Based on our root-cause analysis, we identify a few secure scaling implementations that withstand image-scaling attacks. First, you may use Area scaling which is typically implemented in many scaling libraries. Second, you can use Pillow's scaling algorithms (but not Pillow's nearest scaling).
We introduce a simple median-based filter that reconstructs the pixels manipulated by an image-scaling attack. This filter can be easily used in front of any scaling algorithm and does not change the API of machine-learning pipelines. Compared to robust scaling algorithms, the filter has the advantage that it repairs the prediction so that the image obtains the prediction of its actual source image again.

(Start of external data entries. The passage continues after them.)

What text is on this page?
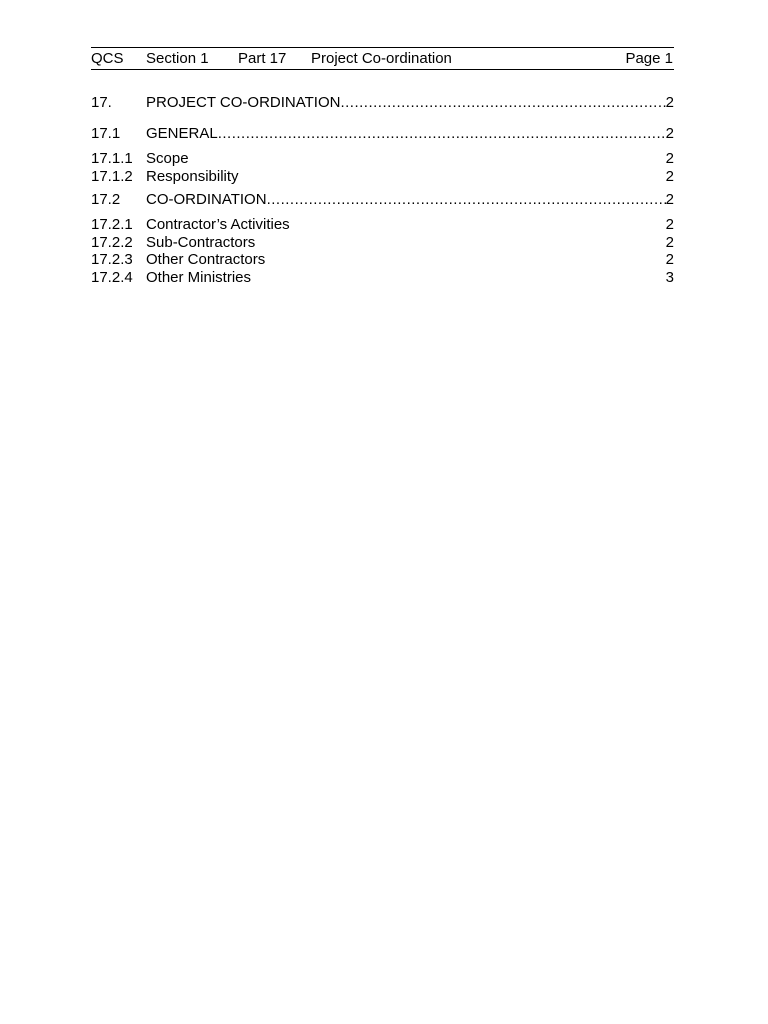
QCS Section 1 Part 17 Project Co-ordination	Page 1
17. PROJECT CO-ORDINATION .....	2
17.1 GENERAL .....	2
17.1.1 Scope	2
17.1.2 Responsibility	2
17.2 CO-ORDINATION .....	2
17.2.1 Contractor’s Activities	2
17.2.2 Sub-Contractors	2
17.2.3 Other Contractors	2
17.2.4 Other Ministries	3
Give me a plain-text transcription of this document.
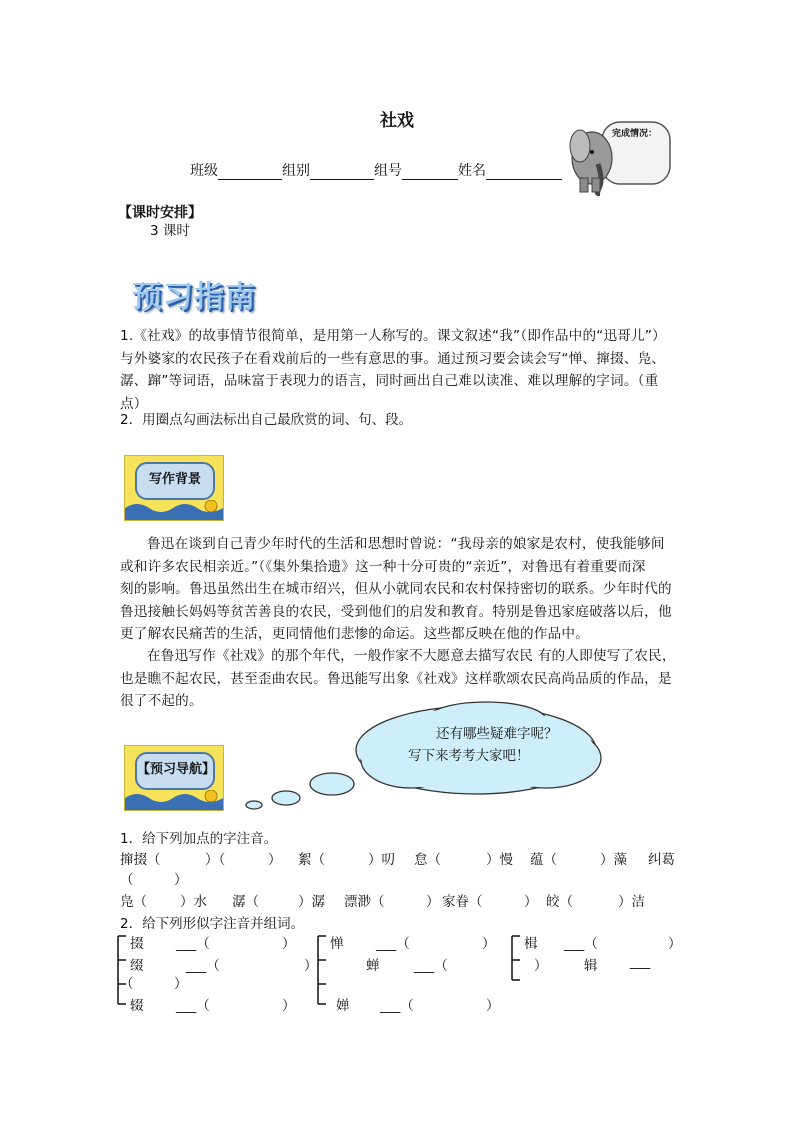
社戏
班级	组别	组号	姓名
完成情况：
【课时安排】
3 课时
预习指南
1.《社戏》的故事情节很简单，是用第一人称写的。课文叙述“我”（即作品中的“迅哥儿”）
与外婆家的农民孩子在看戏前后的一些有意思的事。通过预习要会读会写“惮、撺掇、凫、
潺、蹿”等词语，品味富于表现力的语言，同时画出自己难以读准、难以理解的字词。（重
点）
2．用圈点勾画法标出自己最欣赏的词、句、段。
写作背景
鲁迅在谈到自己青少年时代的生活和思想时曾说：“我母亲的娘家是农村，使我能够间
或和许多农民相亲近。”（《集外集拾遗》这一种十分可贵的“亲近”，对鲁迅有着重要而深
刻的影响。鲁迅虽然出生在城市绍兴，但从小就同农民和农村保持密切的联系。少年时代的
鲁迅接触长妈妈等贫苦善良的农民，受到他们的启发和教育。特别是鲁迅家庭破落以后，他
更了解农民痛苦的生活，更同情他们悲惨的命运。这些都反映在他的作品中。
在鲁迅写作《社戏》的那个年代，一般作家不大愿意去描写农民 有的人即使写了农民，
也是瞧不起农民，甚至歪曲农民。鲁迅能写出象《社戏》这样歌颂农民高尚品质的作品，是
很了不起的。
还有哪些疑难字呢？
写下来考考大家吧！
【预习导航】
1．给下列加点的字注音。
撺掇（	）（	） 絮（	）叨 怠（	）慢 蕴（	）藻 纠葛
（　　　）
凫（ ）水 潺（	）潺 漂渺（	） 家眷（	） 皎（	）洁
2．给下列形似字注音并组词。
掇 ___（	）	惮 ___（	） 楫 ___（	）
缀	___（	）	蝉	___（	）	辑 ___
（　　　）
辍 ___（	）	婵 ___（	）
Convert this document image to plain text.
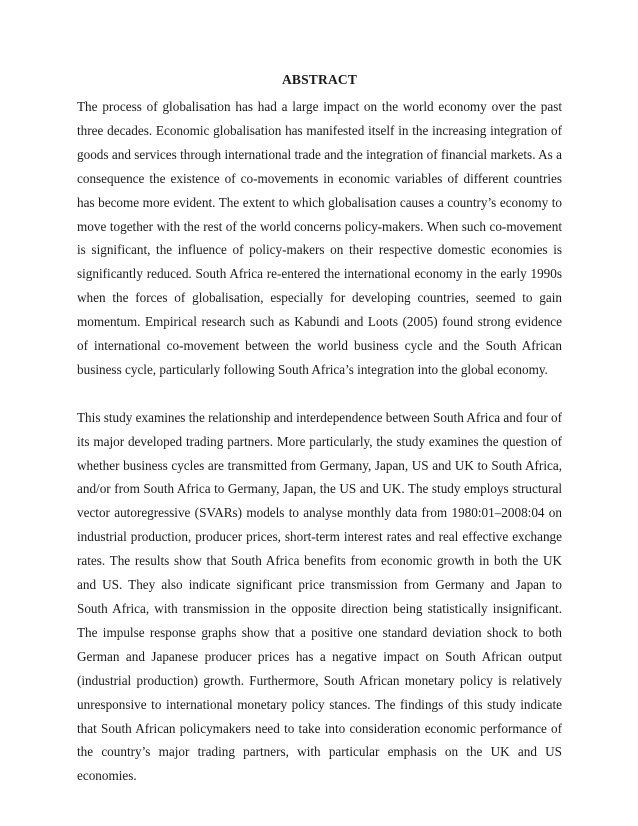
ABSTRACT

The process of globalisation has had a large impact on the world economy over the past three decades. Economic globalisation has manifested itself in the increasing integration of goods and services through international trade and the integration of financial markets. As a consequence the existence of co-movements in economic variables of different countries has become more evident. The extent to which globalisation causes a country’s economy to move together with the rest of the world concerns policy-makers. When such co-movement is significant, the influence of policy-makers on their respective domestic economies is significantly reduced. South Africa re-entered the international economy in the early 1990s when the forces of globalisation, especially for developing countries, seemed to gain momentum. Empirical research such as Kabundi and Loots (2005) found strong evidence of international co-movement between the world business cycle and the South African business cycle, particularly following South Africa’s integration into the global economy.

This study examines the relationship and interdependence between South Africa and four of its major developed trading partners. More particularly, the study examines the question of whether business cycles are transmitted from Germany, Japan, US and UK to South Africa, and/or from South Africa to Germany, Japan, the US and UK. The study employs structural vector autoregressive (SVARs) models to analyse monthly data from 1980:01–2008:04 on industrial production, producer prices, short-term interest rates and real effective exchange rates. The results show that South Africa benefits from economic growth in both the UK and US. They also indicate significant price transmission from Germany and Japan to South Africa, with transmission in the opposite direction being statistically insignificant. The impulse response graphs show that a positive one standard deviation shock to both German and Japanese producer prices has a negative impact on South African output (industrial production) growth. Furthermore, South African monetary policy is relatively unresponsive to international monetary policy stances. The findings of this study indicate that South African policymakers need to take into consideration economic performance of the country’s major trading partners, with particular emphasis on the UK and US economies.
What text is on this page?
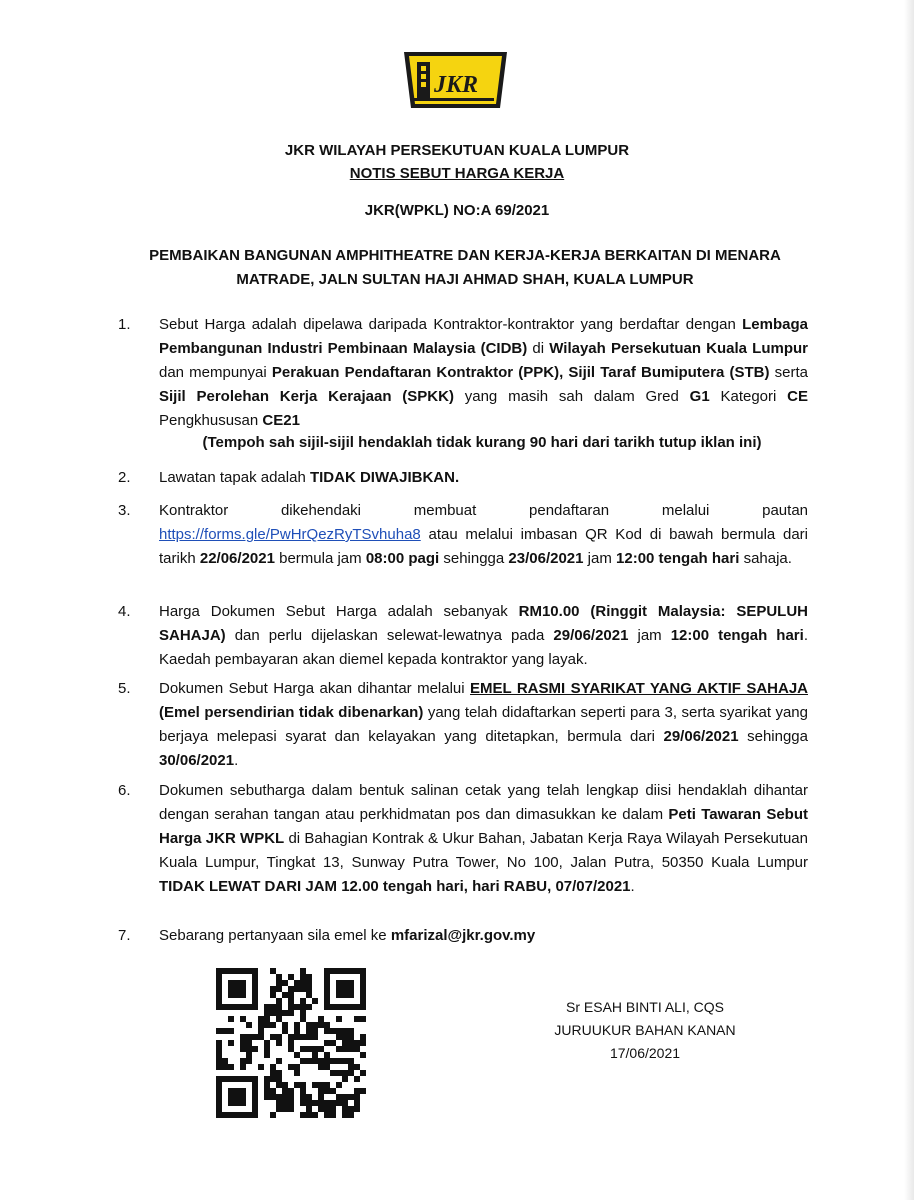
JKR
JKR WILAYAH PERSEKUTUAN KUALA LUMPUR
NOTIS SEBUT HARGA KERJA
JKR(WPKL) NO:A 69/2021
PEMBAIKAN BANGUNAN AMPHITHEATRE DAN KERJA-KERJA BERKAITAN DI MENARA
MATRADE, JALN SULTAN HAJI AHMAD SHAH, KUALA LUMPUR
1.	Sebut Harga adalah dipelawa daripada Kontraktor-kontraktor yang berdaftar dengan Lembaga Pembangunan Industri Pembinaan Malaysia (CIDB) di Wilayah Persekutuan Kuala Lumpur dan mempunyai Perakuan Pendaftaran Kontraktor (PPK), Sijil Taraf Bumiputera (STB) serta Sijil Perolehan Kerja Kerajaan (SPKK) yang masih sah dalam Gred G1 Kategori CE Pengkhususan CE21
(Tempoh sah sijil-sijil hendaklah tidak kurang 90 hari dari tarikh tutup iklan ini)
2.	Lawatan tapak adalah TIDAK DIWAJIBKAN.
3.	Kontraktor dikehendaki membuat pendaftaran melalui pautan https://forms.gle/PwHrQezRyTSvhuha8 atau melalui imbasan QR Kod di bawah bermula dari tarikh 22/06/2021 bermula jam 08:00 pagi sehingga 23/06/2021 jam 12:00 tengah hari sahaja.
4.	Harga Dokumen Sebut Harga adalah sebanyak RM10.00 (Ringgit Malaysia: SEPULUH SAHAJA) dan perlu dijelaskan selewat-lewatnya pada 29/06/2021 jam 12:00 tengah hari. Kaedah pembayaran akan diemel kepada kontraktor yang layak.
5.	Dokumen Sebut Harga akan dihantar melalui EMEL RASMI SYARIKAT YANG AKTIF SAHAJA (Emel persendirian tidak dibenarkan) yang telah didaftarkan seperti para 3, serta syarikat yang berjaya melepasi syarat dan kelayakan yang ditetapkan, bermula dari 29/06/2021 sehingga 30/06/2021.
6.	Dokumen sebutharga dalam bentuk salinan cetak yang telah lengkap diisi hendaklah dihantar dengan serahan tangan atau perkhidmatan pos dan dimasukkan ke dalam Peti Tawaran Sebut Harga JKR WPKL di Bahagian Kontrak & Ukur Bahan, Jabatan Kerja Raya Wilayah Persekutuan Kuala Lumpur, Tingkat 13, Sunway Putra Tower, No 100, Jalan Putra, 50350 Kuala Lumpur TIDAK LEWAT DARI JAM 12.00 tengah hari, hari RABU, 07/07/2021.
7.	Sebarang pertanyaan sila emel ke mfarizal@jkr.gov.my
Sr ESAH BINTI ALI, CQS
JURUUKUR BAHAN KANAN
17/06/2021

If the run-time overhead of a defense is one of the important criterions, we also examine a random-filter as defense, with some trade-off between visual quality and runtime.
For more information, please look at our USENIX 2020 paper.
The short answer: Yes, it is.
In our USENIX and DLS paper, we've evaluated TensorFlow 1.13. In the meantime, TensorFlow 2.0 has been
released. A quick analyis shows that image-scaling attacks are still possible with the default parameters.
In particular, version 2.0 has introduced a new parameter antialias
:
antialias=false
This is the default value in tf.image.resize
.
In this case. the resize operation corresponds to the resize
operation from TensorFlow 1.13 / 1.14. As a result, nearest, bilinear and bicubic
scaling remain vulnerable against image-scaling attacks.
antialias=true
In this case, TensorFlow scales images similar to Pillow. Thus, bilinear and bicubic scaling are robust against scaling attacks. However, nearest scaling is still vulnerable, as the antialias parameter has no effect here. Consider that setting this parameter to true changes the scaling output and may have an impact on your neural network's performance.